Fox lauded the North American Free Trade Agreement as having fostered economic growth in Mexico since it went into effect in January 1994. But he and others in his administration have frequently complained that some provisions, including those covering agriculture, are disadvantageous to Mexico.
Fox said he hoped the North American Initiative, now in draft form, would be agreed upon at the summit Wednesday in Texas with Bush and Canadian Prime Minister Paul Martin.
A senior official at the White House confirmed the outline of the proposal but declined to detail its provisions.
The new agreement will include provisions concerning cross-border energy, finance and security issues, as well as tariff measures to increase competitiveness. Education and technology will also be addressed, Fox said.

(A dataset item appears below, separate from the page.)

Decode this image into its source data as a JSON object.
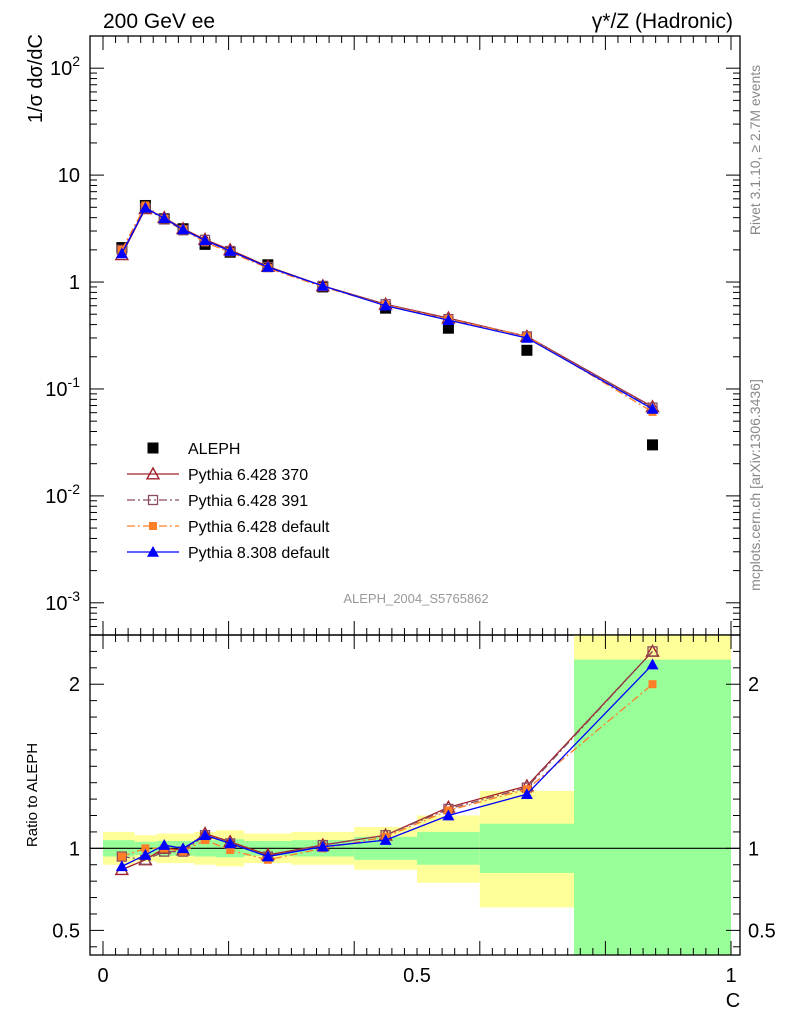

Fox said that the initiative would not require a renegotiation of NAFTA. Rather, he said, it would represent an addendum or “new chapter” to the continental trade agreement, the framework for $800 billion in annual trade among the three member countries. It was unclear Wednesday whether the initiative would need approval by the nations’ legislatures, as did NAFTA.
Fox said Mexico’s participation in NAFTA had brought it a doubling of per capita income over 11 years, as well as a doubling in gross domestic product. The United States and Mexico also have begun the so-called Partnership for Prosperity, a program meant to promote infrastructure and business initiatives on the Mexican side of the border.
Fox criticized the walls that have been built by the U.S. along various sections of the 2,200-mile border with Mexico, especially in California.
“They don’t work. They should be knocked down.... They are discriminatory, are an affront to liberty and no country should be proud of itself having to build walls,” Fox said.
President Bush is expected to request tighter security measures to guard against possible border crossings by militants. Administration officials have said publicly that they are concerned that Al Qaeda or other terrorist groups could infiltrate the U.S. border with Mexico. Fox said Mexico was eager to cooperate but no such threat had made itself apparent.
“I must underline that we know of no evidence and no indication that terrorists of Al Qaeda or from any other part of the world have entered Mexican territory on the way to the United States,” Fox said.
Fox said he planned to lay out his case to Bush for an immigration reform bill to legalize the status of hundreds of thousands of undocumented Mexicans in the United States. The fate of such a bill is uncertain. Prospects appear poor for any bill that would give amnesty to illegal immigrants already in the United States; a proposal that would establish a system of temporary work permits for those who can prove they have solid job prospects is thought to have a better chance.